- From: Stéphane Corlosquet <scorlosquet@gmail.com>
- Date: Mon, 6 May 2013 15:30:49 -0400
- To: Melvin Carvalho <melvincarvalho@gmail.com>
- Cc: public-webid <public-webid@w3.org>
- Message-ID: <CAGR+nnFX17twxV7ARCFC4MRm9-XCXCGy7AowXHA5H+uzyvm-jw@mail.gmail.com>
On Mon, May 6, 2013 at 3:12 PM, Melvin Carvalho <melvincarvalho@gmail.com>wrote: > I was going thru a few webid and I noticed that many public keys are > bnodes. > > Some consider this not best practice, and it also makes it harder to reuse > keys for signing, encryption, payments etc. > > Do you think there should be a line in the WebID+TLS spec saying that the > key SHOULD NOT be a bnode? > I think it would be nice to definitely consider this.
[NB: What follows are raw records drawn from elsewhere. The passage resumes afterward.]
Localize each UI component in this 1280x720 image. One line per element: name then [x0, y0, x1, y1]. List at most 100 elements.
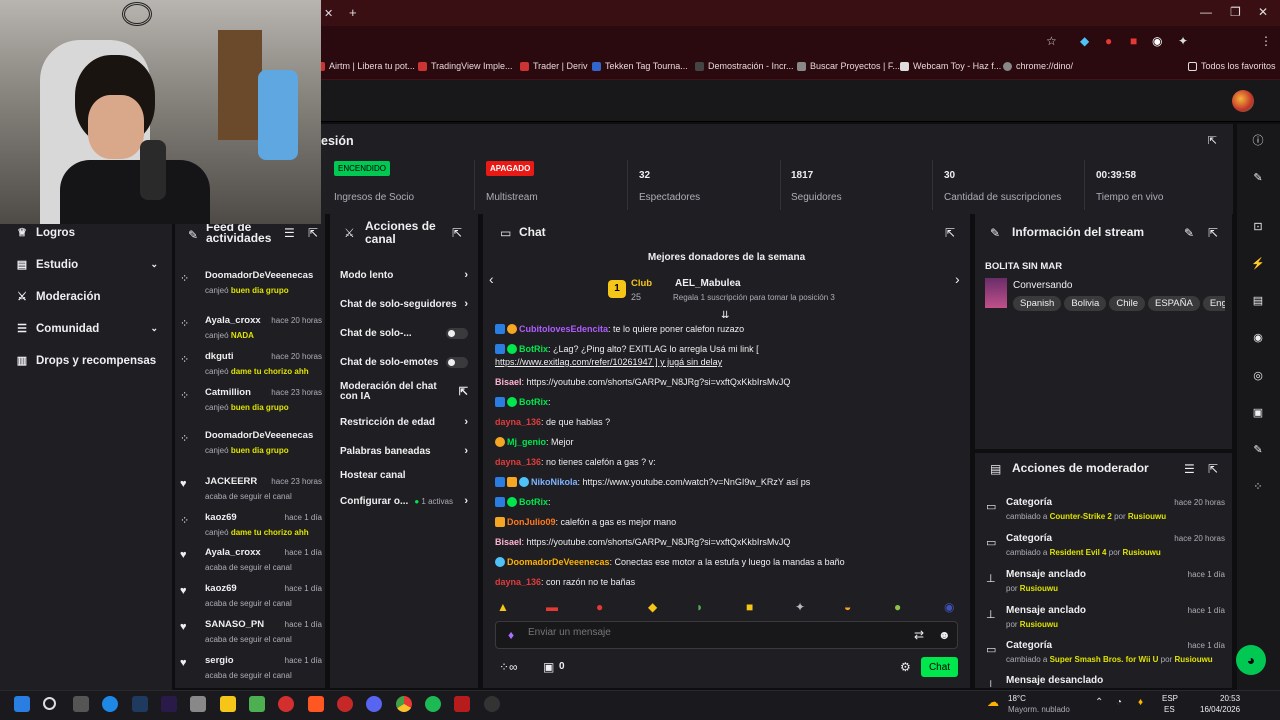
close-window-icon[interactable]: ✕ [1258, 5, 1268, 19]
emote-icon[interactable]: ■ [746, 600, 753, 614]
extension-icon[interactable]: ■ [1130, 34, 1137, 48]
popout-icon[interactable]: ⇱ [1208, 226, 1218, 240]
bookmark-item[interactable]: Tekken Tag Tourna... [592, 61, 688, 71]
bookmark-item[interactable]: TradingView Imple... [418, 61, 513, 71]
broadcast-icon[interactable]: ◎ [1248, 366, 1268, 386]
scroll-arrow-icon[interactable]: ⇊ [721, 310, 729, 321]
edge-icon[interactable] [102, 696, 118, 712]
action-followers-only[interactable]: Chat de solo-seguidores › [340, 298, 468, 310]
action-host[interactable]: Hostear canal [340, 470, 468, 481]
nav-item-estudio[interactable]: ▤ Estudio ⌄ [16, 258, 158, 272]
action-slow-mode[interactable]: Modo lento › [340, 269, 468, 281]
deriv-icon[interactable] [278, 696, 294, 712]
edit-icon[interactable]: ✎ [1184, 226, 1194, 240]
bookmark-item[interactable]: Buscar Proyectos | F... [797, 61, 900, 71]
filter-icon[interactable]: ☰ [284, 226, 295, 240]
support-icon[interactable]: ◕ [1236, 645, 1266, 675]
bookmark-item[interactable]: Webcam Toy - Haz f... [900, 61, 1001, 71]
bookmark-item[interactable]: Trader | Deriv [520, 61, 588, 71]
tag[interactable]: Chile [1109, 296, 1145, 311]
document-icon[interactable]: ▤ [1248, 291, 1268, 311]
emote-icon[interactable]: ● [596, 600, 603, 614]
taskbar-app-icon[interactable] [73, 696, 89, 712]
emote-icon[interactable]: ▲ [497, 600, 509, 614]
chat-bubble-icon[interactable]: ◉ [1248, 328, 1268, 348]
nav-item-moderacion[interactable]: ⚔ Moderación [16, 290, 158, 304]
obs-icon[interactable] [484, 696, 500, 712]
toggle[interactable] [446, 328, 468, 339]
spotify-icon[interactable] [425, 696, 441, 712]
tab-close-icon[interactable]: ✕ [324, 7, 333, 20]
wrench-icon[interactable]: ✎ [1248, 440, 1268, 460]
taskbar-app-icon[interactable] [337, 696, 353, 712]
photoshop-icon[interactable] [132, 696, 148, 712]
emote-icon[interactable]: ✦ [795, 600, 805, 614]
action-emotes-only[interactable]: Chat de solo-emotes [340, 357, 468, 368]
send-chat-button[interactable]: Chat [921, 657, 958, 677]
action-ai-moderation[interactable]: Moderación del chat con IA ⇱ [340, 382, 468, 402]
info-icon[interactable]: ⓘ [1248, 131, 1268, 151]
points-icon[interactable]: ⁘ [1248, 477, 1268, 497]
nav-item-drops[interactable]: ▥ Drops y recompensas [16, 354, 158, 368]
translate-icon[interactable]: ⇄ [914, 628, 924, 642]
action-age-restriction[interactable]: Restricción de edad › [340, 416, 468, 428]
puzzle-icon[interactable]: ✦ [1178, 34, 1188, 48]
emote-icon[interactable]: ▬ [546, 600, 558, 614]
maximize-icon[interactable]: ❐ [1230, 5, 1241, 19]
tag[interactable]: Spanish [1013, 296, 1062, 311]
popout-icon[interactable]: ⇱ [452, 226, 462, 240]
search-icon[interactable] [43, 697, 56, 710]
taskbar-app-icon[interactable] [454, 696, 470, 712]
action-configure[interactable]: Configurar o... ● 1 activas › [340, 495, 468, 507]
bits-icon[interactable]: ▣ [543, 660, 554, 674]
windows-start-icon[interactable] [14, 696, 30, 712]
network-icon[interactable]: ◔ [1116, 697, 1122, 708]
new-tab-icon[interactable]: + [349, 5, 357, 20]
chat-input[interactable] [528, 627, 888, 638]
clock-time[interactable]: 20:53 [1220, 694, 1240, 703]
chevron-up-icon[interactable]: ⌃ [1095, 697, 1103, 708]
popout-icon[interactable]: ⇱ [1208, 462, 1218, 476]
emote-picker-icon[interactable]: ☻ [938, 628, 951, 642]
emote-icon[interactable]: ◆ [648, 600, 657, 614]
taskbar-app-icon[interactable] [190, 696, 206, 712]
toggle[interactable] [446, 357, 468, 368]
extension-icon[interactable]: ● [1105, 34, 1112, 48]
tag[interactable]: Eng [1202, 296, 1225, 311]
emote-icon[interactable]: ◉ [944, 600, 954, 614]
discord-icon[interactable] [366, 696, 382, 712]
edit-icon[interactable]: ✎ [1248, 168, 1268, 188]
emote-icon[interactable]: ◗ [696, 600, 703, 614]
popout-icon[interactable]: ⇱ [1208, 134, 1217, 147]
chevron-left-icon[interactable]: ‹ [489, 271, 494, 287]
chrome-icon[interactable] [396, 696, 412, 712]
avatar[interactable] [1232, 90, 1254, 112]
popout-icon[interactable]: ⇱ [945, 226, 955, 240]
extension-icon[interactable]: ◉ [1152, 34, 1162, 48]
nav-item-logros[interactable]: ♕ Logros [16, 226, 158, 240]
bookmark-item[interactable]: Airtm | Libera tu pot... [316, 61, 415, 71]
bookmark-item[interactable]: chrome://dino/ [1003, 61, 1073, 71]
popout-icon[interactable]: ⇱ [308, 226, 318, 240]
filter-icon[interactable]: ☰ [1184, 462, 1195, 476]
bookmark-star-icon[interactable]: ☆ [1046, 34, 1057, 48]
extension-icon[interactable]: ◆ [1080, 34, 1089, 48]
brave-icon[interactable] [308, 696, 324, 712]
premiere-icon[interactable] [161, 696, 177, 712]
fullscreen-icon[interactable]: ⊡ [1248, 217, 1268, 237]
settings-icon[interactable]: ⚙ [900, 660, 911, 674]
microphone-icon[interactable]: ♦ [508, 628, 514, 642]
chevron-right-icon[interactable]: › [955, 271, 960, 287]
tag[interactable]: Bolivia [1064, 296, 1107, 311]
lightning-icon[interactable]: ⚡ [1248, 254, 1268, 274]
folder-icon[interactable] [220, 696, 236, 712]
minecraft-icon[interactable] [249, 696, 265, 712]
nav-item-comunidad[interactable]: ☰ Comunidad ⌄ [16, 322, 158, 336]
action-subs-only[interactable]: Chat de solo-... [340, 328, 468, 339]
save-icon[interactable]: ▣ [1248, 403, 1268, 423]
bookmark-item[interactable]: Demostración - Incr... [695, 61, 794, 71]
action-banned-words[interactable]: Palabras baneadas › [340, 445, 468, 457]
all-bookmarks[interactable]: Todos los favoritos [1188, 61, 1276, 71]
emote-icon[interactable]: ● [894, 600, 901, 614]
minimize-icon[interactable]: — [1200, 5, 1212, 19]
The downside of making them "SHOULD NOT be a bnode" is that we have to ensure these URIs are dereferenceable if people are expecting to request these keys directly. The WebID profile is no longer self-contained into one single document. The question is, should each URI dereference to an RDF document describing the key, or to the key itself. If it's the former, then we can simply use the WebID profile as is and simply give then bnodes identifier. My feeling is that what we want is the later, in which case we have to offer each key as a separate URI. The profile document would then no longer have to include the keys themselves, but their URIs. The verifier would have to request the WebID profile and all the keys (more HTTP requests and slower performance). Unless we find a way to also bundle all the keys together in one document like the WebID profile, but then one would need to logic to always keep that "bundle" document in sync with the keys behind the URIs. Just thinking out loud at the moment, not leaning towards any particular approach for now. -- Steph.